Random House Reports Earnings, 200% E-book Sales Growth
The revenue growth was fueled by the ad-sales-driven divisions - RTL Group and
Gruner + Jahr - and the outsourcing service provider Arvato. In terms of earnings, the positive impulses came mostly from the television business and Random House's book publishing business. During the reporting period, RTL Group benefited from good business in its core markets of Germany, France and the Netherlands, while at Random House the U.S. business and the digital operations performed especially well. The magazine publisher Gruner + Jahr generated higher advertising and circulation revenues and optimized its publishing and editorial structures.
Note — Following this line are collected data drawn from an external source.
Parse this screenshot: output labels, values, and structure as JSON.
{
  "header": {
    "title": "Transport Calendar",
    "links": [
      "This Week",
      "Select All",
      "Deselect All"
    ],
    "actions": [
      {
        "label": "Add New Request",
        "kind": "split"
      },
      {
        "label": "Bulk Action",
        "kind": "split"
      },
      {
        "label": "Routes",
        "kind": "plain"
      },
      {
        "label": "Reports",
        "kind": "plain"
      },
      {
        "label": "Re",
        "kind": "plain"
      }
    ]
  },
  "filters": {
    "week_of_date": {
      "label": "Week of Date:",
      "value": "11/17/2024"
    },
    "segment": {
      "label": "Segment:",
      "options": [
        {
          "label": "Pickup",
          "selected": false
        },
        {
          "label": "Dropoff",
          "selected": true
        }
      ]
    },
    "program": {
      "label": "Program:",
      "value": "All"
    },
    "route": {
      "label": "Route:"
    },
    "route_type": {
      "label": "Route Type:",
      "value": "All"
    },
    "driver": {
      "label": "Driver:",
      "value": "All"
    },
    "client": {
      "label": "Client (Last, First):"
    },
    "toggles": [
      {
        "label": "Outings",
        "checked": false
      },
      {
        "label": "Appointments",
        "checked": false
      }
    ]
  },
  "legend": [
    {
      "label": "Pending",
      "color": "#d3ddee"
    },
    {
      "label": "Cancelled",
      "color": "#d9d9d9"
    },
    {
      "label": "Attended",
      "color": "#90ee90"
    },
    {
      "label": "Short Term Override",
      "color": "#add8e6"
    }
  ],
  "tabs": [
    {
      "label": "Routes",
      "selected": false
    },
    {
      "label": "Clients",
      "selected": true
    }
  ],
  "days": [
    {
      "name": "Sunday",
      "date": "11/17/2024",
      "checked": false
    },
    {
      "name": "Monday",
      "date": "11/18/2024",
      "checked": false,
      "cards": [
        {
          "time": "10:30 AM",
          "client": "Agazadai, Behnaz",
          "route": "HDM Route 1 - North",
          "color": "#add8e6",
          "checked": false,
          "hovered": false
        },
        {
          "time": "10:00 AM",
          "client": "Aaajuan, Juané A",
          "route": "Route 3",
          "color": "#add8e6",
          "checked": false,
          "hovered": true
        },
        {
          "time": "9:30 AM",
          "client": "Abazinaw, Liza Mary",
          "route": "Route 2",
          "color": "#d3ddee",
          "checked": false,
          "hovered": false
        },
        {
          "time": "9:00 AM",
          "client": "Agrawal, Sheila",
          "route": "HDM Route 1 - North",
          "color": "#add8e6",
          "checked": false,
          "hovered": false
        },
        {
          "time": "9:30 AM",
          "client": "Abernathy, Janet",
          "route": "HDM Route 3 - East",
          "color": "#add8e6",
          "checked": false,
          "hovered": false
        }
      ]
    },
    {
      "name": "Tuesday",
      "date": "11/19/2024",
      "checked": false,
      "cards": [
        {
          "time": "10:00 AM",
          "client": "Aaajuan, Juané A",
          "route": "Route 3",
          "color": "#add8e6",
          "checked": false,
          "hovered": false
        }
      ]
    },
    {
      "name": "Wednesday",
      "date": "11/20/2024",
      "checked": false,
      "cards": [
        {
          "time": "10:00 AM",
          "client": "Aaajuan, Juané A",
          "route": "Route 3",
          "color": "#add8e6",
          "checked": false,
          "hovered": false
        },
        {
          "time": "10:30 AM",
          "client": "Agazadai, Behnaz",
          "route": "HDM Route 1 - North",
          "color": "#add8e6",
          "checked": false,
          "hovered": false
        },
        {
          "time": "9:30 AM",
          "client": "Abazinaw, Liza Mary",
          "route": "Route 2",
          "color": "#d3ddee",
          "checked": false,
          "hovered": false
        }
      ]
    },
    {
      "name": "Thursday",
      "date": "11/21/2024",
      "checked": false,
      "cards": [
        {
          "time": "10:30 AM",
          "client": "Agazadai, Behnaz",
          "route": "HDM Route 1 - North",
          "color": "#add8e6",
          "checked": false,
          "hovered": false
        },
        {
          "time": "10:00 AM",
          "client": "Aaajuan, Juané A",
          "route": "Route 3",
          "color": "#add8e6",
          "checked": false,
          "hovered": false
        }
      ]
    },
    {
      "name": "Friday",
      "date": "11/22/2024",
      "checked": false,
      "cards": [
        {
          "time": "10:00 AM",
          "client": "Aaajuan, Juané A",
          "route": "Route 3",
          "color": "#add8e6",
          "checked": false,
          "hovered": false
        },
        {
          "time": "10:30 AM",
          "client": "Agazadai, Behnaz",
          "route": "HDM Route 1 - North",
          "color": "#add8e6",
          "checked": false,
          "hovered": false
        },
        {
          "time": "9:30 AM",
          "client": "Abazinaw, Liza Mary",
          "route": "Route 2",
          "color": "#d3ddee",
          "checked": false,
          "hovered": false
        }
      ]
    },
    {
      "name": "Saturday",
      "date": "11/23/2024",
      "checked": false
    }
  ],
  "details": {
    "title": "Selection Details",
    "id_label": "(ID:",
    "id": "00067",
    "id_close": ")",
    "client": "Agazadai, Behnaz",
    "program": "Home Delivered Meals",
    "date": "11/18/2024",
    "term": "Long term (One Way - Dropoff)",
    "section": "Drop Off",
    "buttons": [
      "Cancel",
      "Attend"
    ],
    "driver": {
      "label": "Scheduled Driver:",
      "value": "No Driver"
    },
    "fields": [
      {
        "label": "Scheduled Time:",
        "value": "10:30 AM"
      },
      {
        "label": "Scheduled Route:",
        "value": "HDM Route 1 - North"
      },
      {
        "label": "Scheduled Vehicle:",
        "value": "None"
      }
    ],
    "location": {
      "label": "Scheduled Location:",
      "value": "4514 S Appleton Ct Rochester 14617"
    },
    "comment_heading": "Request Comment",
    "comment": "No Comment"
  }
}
Arvato increased its revenues noticeably, but higher prices for energy and paper as well as start-up costs for new projects led to a decline in operating EBIT.
Cash flow from operating activities continued high in the first half of the year. Cash and cash equivalents exceeded €1.6 billion at 30 June 2011. Net financial debt was €2.0 billion at mid-year after over €1.9 billion at 31 December 2010 and was thus marginally higher due to seasonal effects (dividend payments in the first half of the year). Net financial debt was reduced by €764 million year-on-year. Bertelsmann's economic debt was reduced to €4.86 billion at 30 June 2011 (31 December 2010: €4.91 billion), down by €1.16 billion year on year. At 2.3, the leverage factor was below the internal limit of 2.5.
"Bertelsmann is in a very sound financial position," says Bertelsmann CFO Thomas Rabe.
"We have a good business profile and a comfortable cash position. The leading rating agencies recently acknowledged this by each upgrading our long-term credit ratings one notch. We are cautiously optimistic for business in the second half of the year, although there has been a marked increase in economic uncertainties. Against this backdrop, we continue to expect moderate growth in Group revenues and a return on sales of over 10 percent for the 2011 fiscal year. Operating EBIT will likely be slightly down year on year, partly due to costs for new projects and higher energy costs, while Group net income will be above last year's value thanks to lower one-time effects."